帰り道
カレッジたちは仕事が終わり、キーラから報酬を受け取った。
隠れ家のあるアルカナルに帰るために荷馬車に乗っていた。
オレンジ色の夕日が沈みかけており、隠れ家につくのは夜になってしまうだろ。
一つ行く際と違うのは、一緒にリケイルが乗っていることだ。
「はーん。なるほどそれで、弟子になったわけ」
馬車にゆられながらエメリアはリケイルにこれまでの経緯を説明した。
リケイルの様子は屋敷と会った際とは打って変わってまるで別人ように元気よくハキハキと喋っており、ボサボサだった髪もケアが行き届いてることがわかるくらいサラサラで風にたなびいていた。
「それよりも!!リケイルさんのオリジンシリーズみせてくださいよ!!」
エメリアは目を輝かせてリケイルを見つめるが待ったと言いたそうに手を開き突き出す。
「その前に、聞いておかなくちゃいけないことがあるわ」
エメリアが首を傾げるとリケイルは目を見開き真剣な表情で口を開いた。
「ズバリ・・・あなたレゲンくんのことどう思ってるの?」
「・・・・・・イイヒトダトオモイマスヨー」
「合格!!!この子めっちゃわかってるわねカレッジ」
真顔で言い切ったエメリアの頭を撫でながらリケイルは嬉しそうにカレッジを見た。
カレッジの顔は呆れていた。恐らくレゲンに好意があるとか悪口でも言っていたらブルートランスで貫くつもりでいたんだろう。
内心エメリアも同じことを思っていたのか口は笑っているが目が死んでいる。
「私の武器はこれよ」
リケイルは上機嫌に身につけている腕輪を見せた。屋敷でもつけていた黒い腕輪に三つのルビーのような宝石がはめ込まれた物だ。
「これが、オリジンシリーズ?」
首を傾げるエメリアにリケイルは腕輪に手をかざすと腕輪が粘土のように形が崩れランスの形になる。
「これがあたしの武器、ブルートランス」
子供のように目を輝かせるエメリアを見ながら自信満々にブルートランスを見せつける。よほどエメリアを気に入ったらしい。

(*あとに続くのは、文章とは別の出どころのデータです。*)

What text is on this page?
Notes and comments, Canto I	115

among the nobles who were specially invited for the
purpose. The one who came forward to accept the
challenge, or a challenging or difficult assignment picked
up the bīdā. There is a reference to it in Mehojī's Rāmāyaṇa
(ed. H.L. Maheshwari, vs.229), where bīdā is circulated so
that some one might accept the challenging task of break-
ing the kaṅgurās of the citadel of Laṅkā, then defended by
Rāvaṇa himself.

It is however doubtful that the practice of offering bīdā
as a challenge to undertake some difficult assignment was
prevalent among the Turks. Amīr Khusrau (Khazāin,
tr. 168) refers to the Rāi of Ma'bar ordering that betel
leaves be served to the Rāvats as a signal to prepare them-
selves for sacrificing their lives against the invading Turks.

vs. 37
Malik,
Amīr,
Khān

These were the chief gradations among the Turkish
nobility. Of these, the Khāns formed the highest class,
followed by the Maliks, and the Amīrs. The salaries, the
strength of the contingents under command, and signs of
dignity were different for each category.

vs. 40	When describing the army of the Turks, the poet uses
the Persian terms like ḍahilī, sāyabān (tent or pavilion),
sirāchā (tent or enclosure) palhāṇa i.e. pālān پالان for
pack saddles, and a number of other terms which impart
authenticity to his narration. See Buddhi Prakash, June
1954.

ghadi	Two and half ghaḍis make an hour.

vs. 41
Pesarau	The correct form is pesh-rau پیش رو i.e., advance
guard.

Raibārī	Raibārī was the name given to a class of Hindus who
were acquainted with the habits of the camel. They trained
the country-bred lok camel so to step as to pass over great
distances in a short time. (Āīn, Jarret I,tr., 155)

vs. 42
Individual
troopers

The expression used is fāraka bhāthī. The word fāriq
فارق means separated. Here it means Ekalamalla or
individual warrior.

「しかし、魔法を使えるならこのブルートランスは使えないわね。ていうかそもそもオリジンシリーズは一つしか持てないけど」
「え、どういうことですか?」
唖然とするエメリアにリケイルは淡々と告げる。
「ブルートランスは代々魔力が無いものが使う決まりなの。魔力を与えてしまうとこの武器が・・・本当の食べ物に気づいてしまうから」
「そっちもそうなんですけど、オリジンシリーズって一つしか待てないんですか?」
エメリアは驚いた様子に聞かされてないのかという顔でリケイルはカレッジを見た。
カレッジは気まずそうにそっぽを向いていた。
「オリジンシリーズは持ち主に忠誠を誓うことで能力が使えるの。もし二つの武器を待とうものなら武器に殺されるわ」
つまり、エメリアは現在ブルートランス以外のオリジンシリーズしか持てないということになる。
「昔ブルートランスとクリスタルを使おうとした騎士がいたけど、血を吸われてミイラになったあと体が結晶化して死んだわ」
エメリアはその話を聞いて青ざめた。
改めて自分が求めてきた武器が恐ろしい物だと実感するのであった。
「てかカレッジなんで、あんたが来てんのよ。愛するレゲンくんはどうしたのよ」
「レゲンを連れてきたらお前レゲンにベッタリだったろう。この作戦も失敗するわ!!てかあんな手紙送ってきて、本人が来るわけないだろ!!」
「そんなことないわよ。大好きなお姉ちゃんのためなら来てくれるに決まってるわよ!!」
二人の言い争いを聞きながらもエメリアたちは隠れ家に帰るのであった。
隠れ家に着くとリケイルは勢いよくドアを開け家の中に入っていく。
「レゲンくぅぅぅん♡おねぇちゃん寂しかった。レゲンくん成分補給させてぇぇぇ♡」
「うわぁぁぁぁ、くっかないでください。苦しいぃぃ」
リケイルの大声とレゲンの断末魔を聞きながらカレッジとエメリアはやれやれという顔をしながら帰宅するのであった。